We hypothesize that vulnerable neurons (SN/LC) have intrinsic properties within axonal and/or somatodendritic compartments that render them vulnerable to PD stressors (e.g. activity pattern, ion channel function, bioenergetic demands, intrinsic metabolic stress, transmitter release mechanisms, complex Ca2+ signalling), whereas resistant / less vulnerable neurons (VTA/DMV) exhibit less demanding intrinsic activities, or activate defence mechanisms that enable survival.

We focus:

• on the contribution of voltage gated Ca²⁺ channels, since an inhibitor is currently in a phase III clinical trial for PD, yet pathogenesis mechanisms are unclear.

• on mitochondrial and lysosomal function that are emerging as central to neuronal Ca²⁺ signalling and metabolic stress.

• on SN DA neurons, crucial for PD motor symptoms.

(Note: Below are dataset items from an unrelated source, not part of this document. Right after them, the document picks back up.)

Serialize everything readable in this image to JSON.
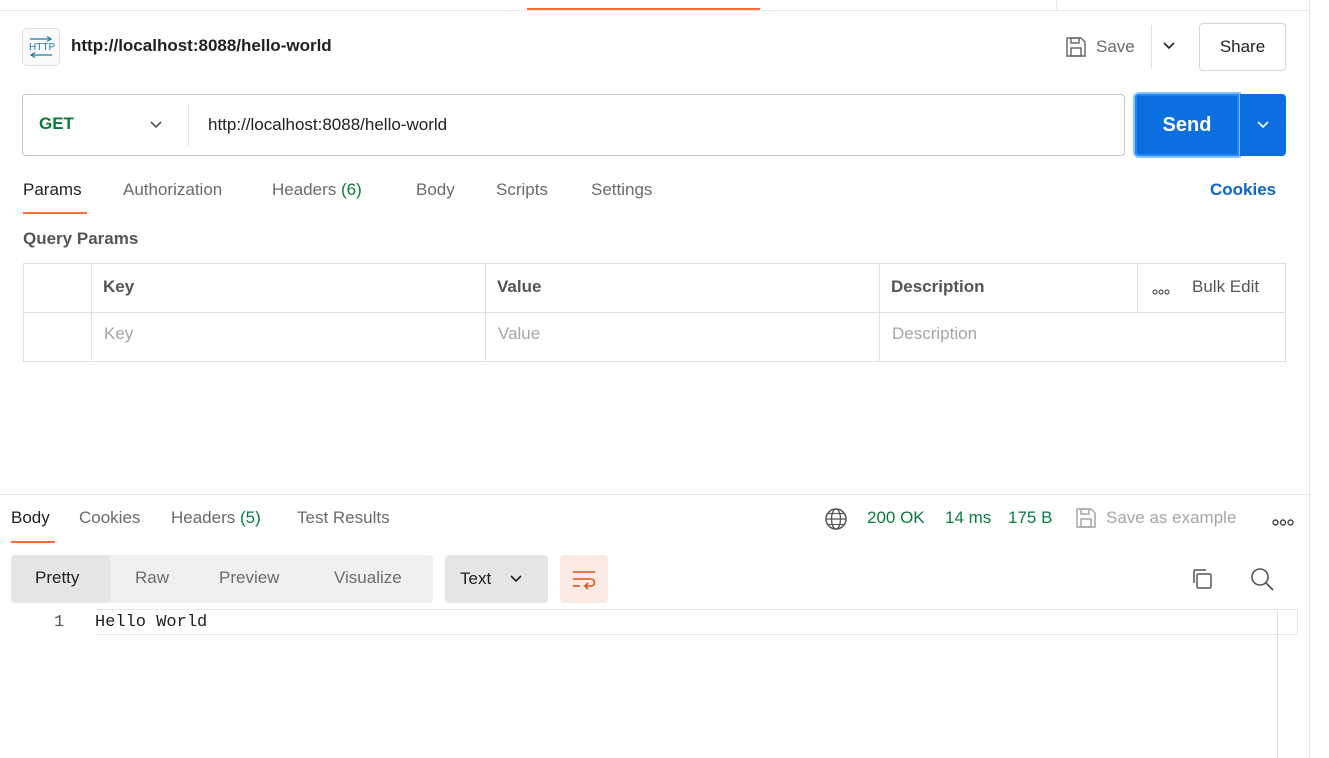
{
  "request": {
    "title": "http://localhost:8088/hello-world",
    "icon_label": "HTTP",
    "save_label": "Save",
    "share_label": "Share",
    "method": "GET",
    "url": "http://localhost:8088/hello-world",
    "send_label": "Send"
  },
  "request_tabs": {
    "params": "Params",
    "authorization": "Authorization",
    "headers": "Headers",
    "headers_count": "(6)",
    "body": "Body",
    "scripts": "Scripts",
    "settings": "Settings",
    "cookies": "Cookies",
    "active": "Params"
  },
  "query_params": {
    "title": "Query Params",
    "columns": {
      "key": "Key",
      "value": "Value",
      "description": "Description",
      "bulk_edit": "Bulk Edit"
    },
    "placeholders": {
      "key": "Key",
      "value": "Value",
      "description": "Description"
    }
  },
  "response": {
    "tabs": {
      "body": "Body",
      "cookies": "Cookies",
      "headers": "Headers",
      "headers_count": "(5)",
      "test_results": "Test Results",
      "active": "Body"
    },
    "status": "200 OK",
    "time": "14 ms",
    "size": "175 B",
    "save_as_example": "Save as example",
    "views": {
      "pretty": "Pretty",
      "raw": "Raw",
      "preview": "Preview",
      "visualize": "Visualize",
      "active": "Pretty"
    },
    "format": "Text",
    "lines": [
      {
        "number": "1",
        "text": "Hello World"
      }
    ]
  },
  "icons": {
    "http": "http-icon",
    "save": "save-icon",
    "chevron": "chevron-down-icon",
    "globe": "globe-icon",
    "more": "more-horizontal-icon",
    "wrap": "wrap-lines-icon",
    "copy": "copy-icon",
    "search": "search-icon"
  },
  "colors": {
    "accent": "#ff6c37",
    "send": "#0c6fe0",
    "success": "#0a7b3e",
    "link": "#0b66cc"
  }
}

Our multidisciplinary CalPark consortium combines unique experimental approaches from fundamental, pre-clinical and clinical PD research crossing discipline boundaries and technologies, and forming an unrivalled team who will deliver novel defined targets and strategies for therapy in PD, with the potential also to identify novel therapeutic avenues for a wider spectrum of neurodegenerative diseases with related turning points and pathogenesis.